Torniamo a Sentieri Selvaggi, quali sono i progetti del futuro immediato e come sta procedendo l'attività dell'ensemble? «A fine febbraio è iniziato il nostro diciassettesimo Festival, intitolato Tempi Moderni, che proseguirà sino a maggio. Essere in grado ogni anno di poter realizzare una rassegna che comprenda sei concerti è un'impresa titanica con la situazione attuale, ma fortunatamente siamo ancora qui e presenteremo musiche di autori come sempre diversissimi stilisticamente, da Filidei e Boulez a Kernis, Cardew, Reich, Antonioni, D'Amico, Cacciatore e moltissimi altri. Il gruppo è in grande forma, abbiamo appena pubblicato un nuovo album dal vivo per l'etichetta A Simple Lunch di Bologna e contiamo di realizzare numerosi progetti.
Insieme al Divertimento Ensemble, poi, abbiamo organizzato un grande concorso di Composizione per EXPO 2015, dove 50 autori provenienti da tutto il mondo scriveranno per noi e verranno eseguiti per due mesi al Padiglione Italia. Alla crisi bisogna rispondere con le idee e l'entusiasmo».
Venendo alla tua attività di divulgatore, mi incuriosisce chiederti quali sono secondo te oggi le principali difficoltà che si incontrano nell'avvicinare nuovi ascoltatori a quell'approccio musicale ampio e onnivoro che emerge dal tuo percorso artistico.
«Non ho mai incontrato particolari difficoltà, l'unico modo di far conoscere la musica di oggi è proporla spesso, il più possibile, anche attraverso conferenze e ascolti guidati. In questo modo anche il pubblico meno avvezzo ad ascoltarla troverà familiarità con questi linguaggi, che sono certamente diversi da quelli proposti dal mercato culturale dominante, decisamente di stampo conservatore».

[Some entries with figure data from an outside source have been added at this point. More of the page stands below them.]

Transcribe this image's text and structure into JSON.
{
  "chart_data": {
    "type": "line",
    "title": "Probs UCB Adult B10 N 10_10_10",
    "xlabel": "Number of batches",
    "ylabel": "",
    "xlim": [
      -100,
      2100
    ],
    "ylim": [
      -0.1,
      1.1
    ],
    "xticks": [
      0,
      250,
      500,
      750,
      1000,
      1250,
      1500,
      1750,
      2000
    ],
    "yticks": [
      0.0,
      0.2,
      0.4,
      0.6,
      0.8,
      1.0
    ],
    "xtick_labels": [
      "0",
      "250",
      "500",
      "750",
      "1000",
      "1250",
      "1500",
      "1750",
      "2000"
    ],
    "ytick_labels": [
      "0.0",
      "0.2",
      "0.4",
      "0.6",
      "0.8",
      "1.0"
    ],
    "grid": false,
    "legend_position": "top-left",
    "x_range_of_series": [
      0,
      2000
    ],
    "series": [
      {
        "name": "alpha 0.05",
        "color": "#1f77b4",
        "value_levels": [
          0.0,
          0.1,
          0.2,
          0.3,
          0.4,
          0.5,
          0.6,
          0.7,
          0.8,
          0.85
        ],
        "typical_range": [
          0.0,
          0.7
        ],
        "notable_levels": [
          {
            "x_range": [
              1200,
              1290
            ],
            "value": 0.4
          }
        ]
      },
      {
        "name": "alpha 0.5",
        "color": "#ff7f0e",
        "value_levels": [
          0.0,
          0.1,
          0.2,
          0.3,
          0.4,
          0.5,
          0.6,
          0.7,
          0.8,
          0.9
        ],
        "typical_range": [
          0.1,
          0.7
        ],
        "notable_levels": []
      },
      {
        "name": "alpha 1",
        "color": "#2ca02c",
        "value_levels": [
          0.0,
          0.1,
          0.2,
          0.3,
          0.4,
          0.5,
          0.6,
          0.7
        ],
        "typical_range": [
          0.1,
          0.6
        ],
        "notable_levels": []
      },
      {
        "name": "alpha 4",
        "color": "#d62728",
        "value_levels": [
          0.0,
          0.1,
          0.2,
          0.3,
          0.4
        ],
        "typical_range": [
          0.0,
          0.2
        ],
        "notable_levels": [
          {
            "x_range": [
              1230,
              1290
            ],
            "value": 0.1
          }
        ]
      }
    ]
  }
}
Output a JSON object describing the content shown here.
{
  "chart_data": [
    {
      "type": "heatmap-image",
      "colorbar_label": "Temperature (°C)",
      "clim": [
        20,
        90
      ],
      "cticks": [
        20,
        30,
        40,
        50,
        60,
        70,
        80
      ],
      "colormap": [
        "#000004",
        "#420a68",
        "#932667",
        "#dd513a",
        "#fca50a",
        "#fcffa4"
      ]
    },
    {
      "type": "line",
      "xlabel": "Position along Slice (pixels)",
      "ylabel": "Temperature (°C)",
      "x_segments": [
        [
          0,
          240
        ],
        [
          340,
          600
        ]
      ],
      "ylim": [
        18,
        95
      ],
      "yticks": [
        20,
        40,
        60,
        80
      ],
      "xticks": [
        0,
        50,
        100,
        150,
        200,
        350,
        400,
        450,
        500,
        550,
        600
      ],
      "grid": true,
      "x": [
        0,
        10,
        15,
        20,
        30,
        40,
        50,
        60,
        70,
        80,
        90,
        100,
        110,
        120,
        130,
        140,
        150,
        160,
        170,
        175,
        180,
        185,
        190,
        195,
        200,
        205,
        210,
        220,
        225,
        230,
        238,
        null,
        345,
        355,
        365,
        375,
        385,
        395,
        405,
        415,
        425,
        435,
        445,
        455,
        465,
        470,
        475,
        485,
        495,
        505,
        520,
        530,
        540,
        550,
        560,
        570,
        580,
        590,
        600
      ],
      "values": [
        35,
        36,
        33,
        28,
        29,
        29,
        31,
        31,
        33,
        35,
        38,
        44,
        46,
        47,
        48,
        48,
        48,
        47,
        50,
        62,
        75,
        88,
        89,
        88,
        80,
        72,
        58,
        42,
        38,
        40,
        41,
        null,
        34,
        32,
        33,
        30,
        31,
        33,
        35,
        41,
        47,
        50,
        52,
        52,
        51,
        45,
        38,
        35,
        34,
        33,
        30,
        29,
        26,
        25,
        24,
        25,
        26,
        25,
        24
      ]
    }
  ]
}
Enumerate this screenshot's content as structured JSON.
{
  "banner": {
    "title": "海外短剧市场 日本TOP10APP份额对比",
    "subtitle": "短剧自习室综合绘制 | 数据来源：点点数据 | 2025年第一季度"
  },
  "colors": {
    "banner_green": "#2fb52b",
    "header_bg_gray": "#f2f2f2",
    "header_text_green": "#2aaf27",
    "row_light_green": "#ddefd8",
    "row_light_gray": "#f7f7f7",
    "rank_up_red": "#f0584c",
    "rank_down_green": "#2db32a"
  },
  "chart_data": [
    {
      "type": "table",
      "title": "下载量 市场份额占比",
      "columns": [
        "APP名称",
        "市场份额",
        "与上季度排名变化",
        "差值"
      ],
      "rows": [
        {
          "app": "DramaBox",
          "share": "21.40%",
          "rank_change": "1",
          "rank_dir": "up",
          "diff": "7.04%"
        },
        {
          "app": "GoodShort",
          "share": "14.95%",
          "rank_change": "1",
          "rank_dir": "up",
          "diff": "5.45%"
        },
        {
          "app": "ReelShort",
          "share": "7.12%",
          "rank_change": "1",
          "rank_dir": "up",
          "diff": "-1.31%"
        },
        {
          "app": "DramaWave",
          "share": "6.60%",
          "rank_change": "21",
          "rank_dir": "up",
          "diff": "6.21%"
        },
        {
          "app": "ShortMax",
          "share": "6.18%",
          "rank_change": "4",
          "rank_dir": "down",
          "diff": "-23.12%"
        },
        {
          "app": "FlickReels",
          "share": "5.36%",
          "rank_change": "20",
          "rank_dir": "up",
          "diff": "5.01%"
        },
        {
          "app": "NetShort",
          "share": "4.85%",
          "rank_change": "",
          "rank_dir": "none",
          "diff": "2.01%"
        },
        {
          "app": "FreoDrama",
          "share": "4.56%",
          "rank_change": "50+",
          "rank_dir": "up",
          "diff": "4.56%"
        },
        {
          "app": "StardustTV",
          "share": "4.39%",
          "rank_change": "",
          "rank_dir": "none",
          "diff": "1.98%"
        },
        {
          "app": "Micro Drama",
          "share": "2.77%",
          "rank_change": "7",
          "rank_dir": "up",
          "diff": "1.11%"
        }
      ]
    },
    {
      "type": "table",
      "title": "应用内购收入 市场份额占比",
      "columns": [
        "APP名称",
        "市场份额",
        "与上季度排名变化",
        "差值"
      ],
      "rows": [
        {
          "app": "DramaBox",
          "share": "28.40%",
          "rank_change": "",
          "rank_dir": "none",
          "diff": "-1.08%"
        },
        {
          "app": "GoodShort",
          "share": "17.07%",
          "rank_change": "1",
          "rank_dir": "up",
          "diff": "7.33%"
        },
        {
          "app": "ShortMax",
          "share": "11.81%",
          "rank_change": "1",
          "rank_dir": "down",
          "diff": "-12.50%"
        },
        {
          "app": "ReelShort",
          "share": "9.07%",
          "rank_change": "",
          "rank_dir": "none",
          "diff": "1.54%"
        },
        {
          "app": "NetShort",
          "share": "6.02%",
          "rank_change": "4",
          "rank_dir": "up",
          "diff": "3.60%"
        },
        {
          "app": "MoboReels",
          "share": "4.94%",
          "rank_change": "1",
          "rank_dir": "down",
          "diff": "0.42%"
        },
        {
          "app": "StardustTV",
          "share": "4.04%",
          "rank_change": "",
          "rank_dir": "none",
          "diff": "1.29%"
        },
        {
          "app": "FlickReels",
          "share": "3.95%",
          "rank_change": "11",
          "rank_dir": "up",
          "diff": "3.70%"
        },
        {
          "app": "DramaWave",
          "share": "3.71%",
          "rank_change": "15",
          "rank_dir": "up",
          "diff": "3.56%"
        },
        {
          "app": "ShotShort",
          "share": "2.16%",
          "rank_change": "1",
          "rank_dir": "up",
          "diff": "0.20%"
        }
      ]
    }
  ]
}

In questo periodo sta uscendo anche una nuova edizione del tuo libro Musica Coelestis, questa volta per Il Saggiatore. Ci saranno degli aggiornamenti rispetto alla prima edizione? Se potessi scriverne un sequel, che artisti ti piacerebbe intervistare oggi?
«Il libro è lo stesso, ho solo scritto una nuova prefazione e aggiornato completamente la discografia, che in 15 anni si era modificata parecchio. Inoltre per gli ascolti dei brani non c'è un cd come nella vecchia edizione Einaudi, ma si potrà scaricare direttamente la musica da Internet.
Non mi piacciono i sequel quindi non credo ne scriverò uno, certo ci sono moltissimi compositori interessanti con cui sarebbe bello poter chiacchierare, da George Frederic Haas a Michael Gordon e Andres Hillborg, comprendendo amici italiani come Mauro Montalbetti, Giorgio Colombo Taccani, Luca Francesconi, Ivan Fedele, Fabio Vacchi, Francesco Antonioni, Matteo Franceschini e molti altri. Gli autori che mi piacciono sono troppi, verrebbe fuori un libro di 5000 pagine e non ho più l'età per affrontare un'impresa del genere!»